The researchers identified five RCTs that met the criteria for inclusion in their study. All five RCTs (which involved 2,567 participants) compared the effects of nalmefene with a placebo (dummy drug); none was undertaken in the population specified by the European Medicines Agency approval. Among the health outcomes examined in the meta-analysis, there were no differences between participants taking nalmefene and those taking placebo in mortality (death) after six months or one year of treatment, in the quality of life at six months, or in a summary score indicating mental health at six months. The RCTs included in the meta-analysis did not report other health outcomes such as accidents. Participants taking nalmefene had fewer heavy drinking days per month at six months and one year of treatment than participants taking placebo, and their total alcohol consumption was lower. However, more people withdrew from the nalmefene groups than from the placebo groups, often for safety reasons. Thus, attrition bias—selection bias caused by systematic differences between groups in withdrawals from a study that can affect the accuracy of the study’s findings—cannot be excluded. Indeed, when the researchers undertook an analysis in which they allowed for withdrawals, the alcohol consumption outcomes did not differ between the treatment groups.

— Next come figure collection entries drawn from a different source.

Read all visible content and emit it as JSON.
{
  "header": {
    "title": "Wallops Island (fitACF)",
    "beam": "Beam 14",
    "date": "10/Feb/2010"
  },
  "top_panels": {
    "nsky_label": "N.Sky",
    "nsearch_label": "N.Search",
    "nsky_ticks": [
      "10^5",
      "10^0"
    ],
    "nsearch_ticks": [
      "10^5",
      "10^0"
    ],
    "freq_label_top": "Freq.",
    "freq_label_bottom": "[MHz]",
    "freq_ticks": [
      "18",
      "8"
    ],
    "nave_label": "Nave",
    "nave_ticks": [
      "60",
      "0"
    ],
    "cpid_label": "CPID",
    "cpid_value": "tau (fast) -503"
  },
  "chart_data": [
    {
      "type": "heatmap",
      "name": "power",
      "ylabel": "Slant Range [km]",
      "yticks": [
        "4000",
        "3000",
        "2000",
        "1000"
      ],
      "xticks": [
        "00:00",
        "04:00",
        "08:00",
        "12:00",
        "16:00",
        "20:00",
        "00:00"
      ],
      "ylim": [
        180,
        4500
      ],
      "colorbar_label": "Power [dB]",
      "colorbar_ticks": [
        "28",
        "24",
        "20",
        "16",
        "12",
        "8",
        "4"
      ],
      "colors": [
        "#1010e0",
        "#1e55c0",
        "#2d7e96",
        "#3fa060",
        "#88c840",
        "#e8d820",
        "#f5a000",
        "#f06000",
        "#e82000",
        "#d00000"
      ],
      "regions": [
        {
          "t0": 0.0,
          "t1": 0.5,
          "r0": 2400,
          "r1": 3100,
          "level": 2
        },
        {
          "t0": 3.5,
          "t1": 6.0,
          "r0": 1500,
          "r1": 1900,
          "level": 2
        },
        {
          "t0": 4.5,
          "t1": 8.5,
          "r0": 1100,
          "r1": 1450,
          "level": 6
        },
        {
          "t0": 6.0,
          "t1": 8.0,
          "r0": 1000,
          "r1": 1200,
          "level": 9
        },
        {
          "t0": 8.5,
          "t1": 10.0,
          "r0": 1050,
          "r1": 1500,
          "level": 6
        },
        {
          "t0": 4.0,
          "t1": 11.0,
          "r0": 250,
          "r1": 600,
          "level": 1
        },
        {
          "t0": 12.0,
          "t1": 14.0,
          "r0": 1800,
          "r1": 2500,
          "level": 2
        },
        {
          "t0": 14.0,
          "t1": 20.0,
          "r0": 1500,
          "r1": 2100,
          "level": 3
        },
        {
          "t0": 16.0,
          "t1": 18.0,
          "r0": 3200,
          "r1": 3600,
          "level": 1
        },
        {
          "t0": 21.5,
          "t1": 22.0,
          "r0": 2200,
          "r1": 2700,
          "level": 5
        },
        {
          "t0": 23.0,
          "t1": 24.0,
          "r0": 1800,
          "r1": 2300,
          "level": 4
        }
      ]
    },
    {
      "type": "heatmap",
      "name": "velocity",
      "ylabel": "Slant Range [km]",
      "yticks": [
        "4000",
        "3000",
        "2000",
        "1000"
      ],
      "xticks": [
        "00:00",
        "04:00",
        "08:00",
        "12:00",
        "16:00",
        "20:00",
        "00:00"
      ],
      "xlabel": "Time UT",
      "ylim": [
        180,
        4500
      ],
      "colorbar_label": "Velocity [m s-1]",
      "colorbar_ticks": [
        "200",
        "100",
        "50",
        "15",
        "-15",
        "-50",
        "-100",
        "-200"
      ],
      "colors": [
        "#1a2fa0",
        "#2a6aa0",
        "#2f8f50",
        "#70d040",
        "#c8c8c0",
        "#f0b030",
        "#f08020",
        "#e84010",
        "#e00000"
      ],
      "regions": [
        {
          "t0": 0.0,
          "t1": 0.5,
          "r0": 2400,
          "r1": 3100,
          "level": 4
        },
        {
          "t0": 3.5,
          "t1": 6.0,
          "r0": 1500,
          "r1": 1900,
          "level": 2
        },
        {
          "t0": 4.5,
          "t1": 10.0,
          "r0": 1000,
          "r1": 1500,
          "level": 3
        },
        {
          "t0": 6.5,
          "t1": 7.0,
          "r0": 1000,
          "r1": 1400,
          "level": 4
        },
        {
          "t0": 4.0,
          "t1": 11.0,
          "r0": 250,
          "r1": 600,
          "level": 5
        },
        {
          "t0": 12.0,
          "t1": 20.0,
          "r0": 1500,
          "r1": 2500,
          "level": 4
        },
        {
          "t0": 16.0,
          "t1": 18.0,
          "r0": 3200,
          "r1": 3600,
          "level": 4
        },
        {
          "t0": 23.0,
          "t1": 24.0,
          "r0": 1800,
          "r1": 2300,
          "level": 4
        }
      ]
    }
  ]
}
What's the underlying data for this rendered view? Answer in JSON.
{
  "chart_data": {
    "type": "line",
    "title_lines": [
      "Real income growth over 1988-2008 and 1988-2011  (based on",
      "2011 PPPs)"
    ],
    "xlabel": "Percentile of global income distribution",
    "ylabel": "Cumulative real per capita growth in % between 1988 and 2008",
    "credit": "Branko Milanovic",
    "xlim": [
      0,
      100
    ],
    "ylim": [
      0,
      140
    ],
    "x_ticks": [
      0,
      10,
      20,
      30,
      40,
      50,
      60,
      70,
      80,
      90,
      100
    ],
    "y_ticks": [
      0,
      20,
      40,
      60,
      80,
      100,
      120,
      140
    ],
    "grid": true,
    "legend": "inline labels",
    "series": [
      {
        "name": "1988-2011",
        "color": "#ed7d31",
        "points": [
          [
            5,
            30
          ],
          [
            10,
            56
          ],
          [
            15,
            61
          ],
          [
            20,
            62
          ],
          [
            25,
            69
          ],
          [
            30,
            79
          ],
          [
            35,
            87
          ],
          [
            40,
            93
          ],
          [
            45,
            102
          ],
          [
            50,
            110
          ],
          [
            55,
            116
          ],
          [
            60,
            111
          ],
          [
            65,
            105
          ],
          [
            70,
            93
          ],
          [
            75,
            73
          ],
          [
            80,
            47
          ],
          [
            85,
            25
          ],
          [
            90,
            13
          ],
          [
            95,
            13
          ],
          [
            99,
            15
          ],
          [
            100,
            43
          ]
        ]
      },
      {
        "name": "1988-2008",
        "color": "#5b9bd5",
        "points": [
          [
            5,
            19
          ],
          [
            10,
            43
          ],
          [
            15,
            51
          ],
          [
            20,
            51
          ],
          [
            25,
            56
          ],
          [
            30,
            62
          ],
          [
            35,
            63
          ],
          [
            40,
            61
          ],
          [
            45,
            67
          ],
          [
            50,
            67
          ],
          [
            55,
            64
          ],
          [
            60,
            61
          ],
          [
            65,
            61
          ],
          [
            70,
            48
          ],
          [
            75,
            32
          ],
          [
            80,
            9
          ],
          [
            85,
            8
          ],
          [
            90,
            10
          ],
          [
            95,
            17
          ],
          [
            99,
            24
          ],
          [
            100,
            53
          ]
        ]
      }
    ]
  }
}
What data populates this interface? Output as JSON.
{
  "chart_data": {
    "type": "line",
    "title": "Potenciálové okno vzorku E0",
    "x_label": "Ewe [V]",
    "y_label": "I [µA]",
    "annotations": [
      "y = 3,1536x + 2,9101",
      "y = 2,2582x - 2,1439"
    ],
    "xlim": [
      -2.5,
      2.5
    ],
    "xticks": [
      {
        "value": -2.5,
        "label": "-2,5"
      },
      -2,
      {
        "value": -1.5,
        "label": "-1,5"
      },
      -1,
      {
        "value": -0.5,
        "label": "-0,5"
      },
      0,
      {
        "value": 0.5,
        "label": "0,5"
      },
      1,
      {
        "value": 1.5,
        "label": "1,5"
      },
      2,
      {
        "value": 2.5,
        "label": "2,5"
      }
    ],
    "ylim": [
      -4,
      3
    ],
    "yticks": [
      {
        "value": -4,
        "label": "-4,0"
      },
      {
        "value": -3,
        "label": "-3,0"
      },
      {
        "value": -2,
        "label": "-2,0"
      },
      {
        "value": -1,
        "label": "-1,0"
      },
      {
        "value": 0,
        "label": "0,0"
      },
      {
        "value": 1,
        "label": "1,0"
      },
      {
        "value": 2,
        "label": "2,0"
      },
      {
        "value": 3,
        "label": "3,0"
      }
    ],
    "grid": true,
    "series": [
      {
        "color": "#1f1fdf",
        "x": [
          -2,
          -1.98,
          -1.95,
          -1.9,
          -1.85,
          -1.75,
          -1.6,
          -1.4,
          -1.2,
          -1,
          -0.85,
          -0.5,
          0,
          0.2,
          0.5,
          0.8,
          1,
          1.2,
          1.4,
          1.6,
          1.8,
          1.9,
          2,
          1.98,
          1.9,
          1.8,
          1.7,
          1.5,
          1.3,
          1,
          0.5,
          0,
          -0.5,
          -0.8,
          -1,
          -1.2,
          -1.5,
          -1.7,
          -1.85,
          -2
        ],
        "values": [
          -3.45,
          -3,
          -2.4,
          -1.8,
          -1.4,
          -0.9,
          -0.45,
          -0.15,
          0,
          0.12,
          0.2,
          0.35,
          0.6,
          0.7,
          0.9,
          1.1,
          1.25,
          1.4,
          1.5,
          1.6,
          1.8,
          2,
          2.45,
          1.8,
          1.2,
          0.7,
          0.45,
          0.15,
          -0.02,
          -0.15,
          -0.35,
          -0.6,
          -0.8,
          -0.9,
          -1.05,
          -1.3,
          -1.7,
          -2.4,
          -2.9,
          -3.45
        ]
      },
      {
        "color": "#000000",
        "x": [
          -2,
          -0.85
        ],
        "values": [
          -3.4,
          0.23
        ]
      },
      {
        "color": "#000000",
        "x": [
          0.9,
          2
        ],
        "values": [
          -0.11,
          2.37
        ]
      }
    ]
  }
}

What do these findings mean?

These findings show that there is no high-grade evidence currently available from RCTs to support the use of nalmefene for harm reduction among people being treated for alcohol dependency. In addition, they provide little evidence to support the use of nalmefene to reduce alcohol consumption among this population. Thus, the value of nalmefene for the treatment of alcohol addiction is not established. Importantly, these findings reveal a lack of information on clinically relevant outcomes in the evidence that led to nalmefene approval by the European Medicines Agency. Thus, these findings also call into question the decisions of this and other regulatory and advisory bodies that have approved nalmefene on the basis of the available evidence from RCTs, and highlight the need for further RCTs of nalmefene compared to placebo and naltrexone for the indication specified in the market approval.

germanPaul Fuhr observed how the idea of miracle cures was as old as time itself, reminiscent of the days of patent medicines, like the German liquor cure sold at one time by Sears Roebuck and company for a buck.

Culturally, we want to believe there is a “cure” for drunkenness in pill form that doesn’t require us to do the hard work of establishing and maintaining abstinence.  My suggestion is to do the hard work.